A psychiatrist is contracted by David Wade to meet with prisoners with mental illness at least once every three months, but the lawsuit alleges that those relatively infrequent sessions are ineffective due to the fact that they generally last only three to five minutes, are not confidential, and that no treatment, other than medication, is ever prescribed.
“There is no individual counseling, group therapy, or support group available for people on extended lockdown, regardless of an individual’s diagnosis or response to medication,” the attorneys allege.
They also contend that prisoners are frequently deprived of their medication because staff at David Wade fail to administer it properly, and that prison medical administrative records “show gaping holes in the distribution of medication.”
“The failure to provide even the bare minimum of mental health treatment in the form of medication leaves class members unnecessarily cycling on and off psychotropic medications, and doing so without any safety net of other care or counseling,” they wrote.
A lack of adequate treatment can lead prisoners in solitary confinement to deteriorate, causing them to act out or attempt to harm themselves due to their mental illness. In response to these mental health crises, the attorneys say, David Wade prisoners are frequently placed on suicide watch — even when there is no indication of suicidal ideation or threat of self-harm. While on suicide watch they are stripped of all their clothing and belongings aside from a paper gown, and confined to a concrete cell — sometimes without even a mattress. On extreme suicide watch, they are placed in restraints while in their cell.
In addition to being inhumane and causing further mental health deteriortion, the lawsuit alleges that the harsh conditions of suicide watch also deter prisoners from reporting when they are experiencing mental health emergencies.

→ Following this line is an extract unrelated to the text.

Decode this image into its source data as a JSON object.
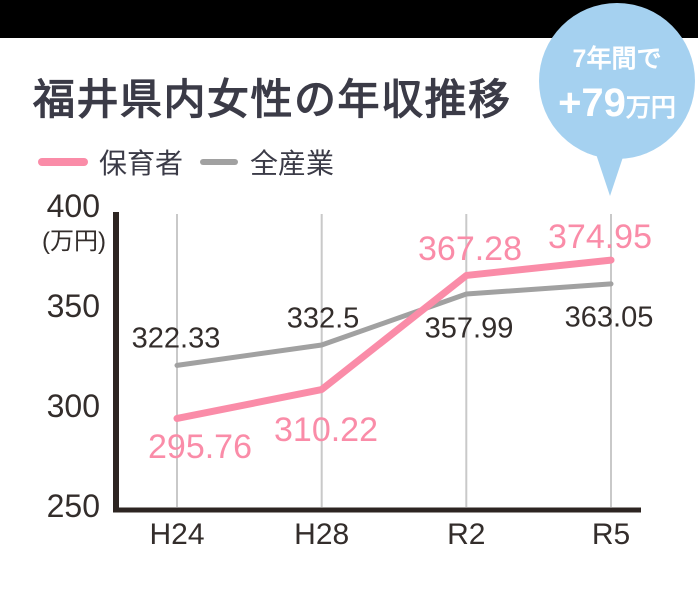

On top of this, the lawsuit alleges that prisoners are frequently subject to both physical and verbal abuse from staff.
Lawyers for the Department of Public Safety and Corrections deny many of the allegations in the suit, and claim that none of the deficiencies in mental health treatment at the jail rise to the level of being unconstitutional. In a June filing, they argued that David Wade “has a robust system that (i) identifies and diagnoses mental illness; (ii) treats mental illness with a psychiatrist and mental health staff; and (iii) appropriately uses restrictive housing to deliver safety to the public, DWCC staff, and the other offenders.”
At trial, attorneys for the prison plan to call into question the reliability of prisoners’ testimony regarding their treatment in solitary confinement, who they characterize as “dangerous and violent men,” some of whom are transferred to David Wade because they cannot be housed in other prisons.
“The records in this case are replete with specific examples of offenders engaging in manipulative behavior,” they wrote in a pretrial filing, arguing that prisoners will claim to be suicidal for various reasons, such as wanting to secure a new cell assignment, get transferred to a different institution, or to “get back” at security staff.
“In many respects, the Court will have to make a credibility determination as to whom to believe,” the attorneys wrote.